Should culture make a profit?

Source: Kommersant

Source: Kommersant

The literary journal Novy Mir (New World) has been published in Russia since 1925. The selection of leading authors published by the journal in those times resembles a textbook on Soviet-era literature: Vladimir Mayakovsky, Sergei Yesenin, Osip Mandelstam, Alexei Tolstoy. But it was in November 1962 that Novy Mir rose to international prominence after publishing Alexander Solzhenitsyn’s story One Day of the Life of Ivan Denisovich.

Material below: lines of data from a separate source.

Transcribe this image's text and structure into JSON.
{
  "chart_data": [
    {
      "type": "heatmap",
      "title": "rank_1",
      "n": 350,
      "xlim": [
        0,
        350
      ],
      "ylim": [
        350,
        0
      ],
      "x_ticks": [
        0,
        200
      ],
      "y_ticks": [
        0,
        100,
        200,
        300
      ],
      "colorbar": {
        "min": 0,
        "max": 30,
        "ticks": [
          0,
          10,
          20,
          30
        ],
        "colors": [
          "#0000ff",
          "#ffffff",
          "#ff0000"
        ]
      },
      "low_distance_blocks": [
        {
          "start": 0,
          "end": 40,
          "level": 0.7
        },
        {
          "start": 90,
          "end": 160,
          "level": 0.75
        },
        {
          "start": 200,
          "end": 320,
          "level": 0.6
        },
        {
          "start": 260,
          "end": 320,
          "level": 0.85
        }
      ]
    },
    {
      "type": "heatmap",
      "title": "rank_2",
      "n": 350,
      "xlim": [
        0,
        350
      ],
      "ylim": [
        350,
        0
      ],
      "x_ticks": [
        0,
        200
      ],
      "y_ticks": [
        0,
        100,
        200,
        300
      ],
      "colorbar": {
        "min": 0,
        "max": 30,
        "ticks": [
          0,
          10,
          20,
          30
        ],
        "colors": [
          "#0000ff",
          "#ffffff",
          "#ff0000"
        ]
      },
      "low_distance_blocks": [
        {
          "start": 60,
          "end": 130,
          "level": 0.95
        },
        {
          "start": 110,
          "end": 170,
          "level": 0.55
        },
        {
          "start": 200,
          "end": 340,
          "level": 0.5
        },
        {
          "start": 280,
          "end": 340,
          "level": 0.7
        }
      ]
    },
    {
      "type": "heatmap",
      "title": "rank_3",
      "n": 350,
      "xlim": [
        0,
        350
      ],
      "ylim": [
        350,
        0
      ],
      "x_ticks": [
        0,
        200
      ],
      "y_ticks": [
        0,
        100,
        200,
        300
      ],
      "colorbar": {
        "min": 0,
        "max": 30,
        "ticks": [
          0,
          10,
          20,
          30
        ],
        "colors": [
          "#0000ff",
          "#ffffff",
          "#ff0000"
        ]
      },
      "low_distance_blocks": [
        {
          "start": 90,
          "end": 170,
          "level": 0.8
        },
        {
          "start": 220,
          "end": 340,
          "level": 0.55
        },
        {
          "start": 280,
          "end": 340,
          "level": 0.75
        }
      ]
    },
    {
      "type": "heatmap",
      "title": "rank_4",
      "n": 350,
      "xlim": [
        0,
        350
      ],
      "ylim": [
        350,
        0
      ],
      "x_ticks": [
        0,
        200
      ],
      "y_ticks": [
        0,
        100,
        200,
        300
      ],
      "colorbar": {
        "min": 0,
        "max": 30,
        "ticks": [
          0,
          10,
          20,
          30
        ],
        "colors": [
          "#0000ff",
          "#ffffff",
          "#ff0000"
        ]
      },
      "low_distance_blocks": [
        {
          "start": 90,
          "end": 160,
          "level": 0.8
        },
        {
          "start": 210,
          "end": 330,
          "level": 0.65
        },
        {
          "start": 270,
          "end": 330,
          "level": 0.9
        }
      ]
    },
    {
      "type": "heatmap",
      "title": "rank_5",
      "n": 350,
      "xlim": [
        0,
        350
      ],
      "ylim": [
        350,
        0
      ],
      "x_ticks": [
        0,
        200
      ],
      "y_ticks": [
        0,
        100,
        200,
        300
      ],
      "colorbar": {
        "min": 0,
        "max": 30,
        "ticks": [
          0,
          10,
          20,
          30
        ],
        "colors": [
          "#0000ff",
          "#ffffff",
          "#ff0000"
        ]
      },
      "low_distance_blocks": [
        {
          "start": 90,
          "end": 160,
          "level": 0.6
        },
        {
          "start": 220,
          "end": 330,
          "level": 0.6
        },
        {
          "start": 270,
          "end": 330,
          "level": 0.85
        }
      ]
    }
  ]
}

The story was a huge success. For the first time ever, a truthful account of Stalin’s labor camps was published in the Soviet press. Written from the perspective of an ordinary inmate who was sentenced to hard labor only because he was captured by the Nazis in World War II, the book exploded like a bomb. Before the publication, top Communist party bosses read 23 specially printed copies. Then Soviet leader Nikita Khrushchev gave his blessing to the publication. The sensational news sent ripples across the globe. The following year, in 1963, the book was published twice in English, twice in German, as well as in Czech and Swedish. In the Soviet Union, the issue of Novy Mir that contained the Solzhenitsyn story was in huge demand; people copied it by hand and learned it by heart. This success was followed by a whole string of other exposes. Thanks to Alexander Tvardovsky, a talented poet and then-editor of Novy Mir, the journal was becoming an island of honest literature, if not of real freedom. It was idolized by the Soviet intelligentsia.

From 1964, Novy Mir’s editorial staff worked in a modest building in central Moscow, occupying two floors in one section of the building. However, when privatization began in Russia, Moscow’s property department and Russia’s Property Ministry could not divide the small premises, and the dispute dragged on for 20 years. During the whole of that period, the building had no owner, and Novy Mir could not even sign a lease agreement. In this situation, it chose to pay taxes and maintain the disputed area for two decades. A few years ago, Novy Mir went to court seeking to assert its rights as the actual owner of its editorial office, in accordance with a law that allows possession after 15 years of occupancy, but the magazine lost the case.

And now that Moscow authorities have won the battle, Novy Mir’s editorial office is to be auctioned off on Dec. 14, with bids starting at a price of over $2 million. The literary journal does not have such money, and it never will. With a monthly circulation of 5,000 copies, it makes no profit. The journal does not publish advertising out of principle. Like other literary journals, it is out of favor with retail stores, which are oriented toward the tastes of a mass audience. The journal performs one special function: it takes new authors to Russia’s literary heights, gives them a forum for their work and acts as a springboard for them. Moreover, Novy Mir publishes an electronic version for free on the Internet.

Can such impractical people expect any profit? Indeed, they can’t and they don’t. Clearly, this unfortunate situation is the result of Russia’s ill-though and hasty privatization, with its flawed mechanism still working today. But in broader terms, there is a philosophical issue: should culture be expected to make a profit?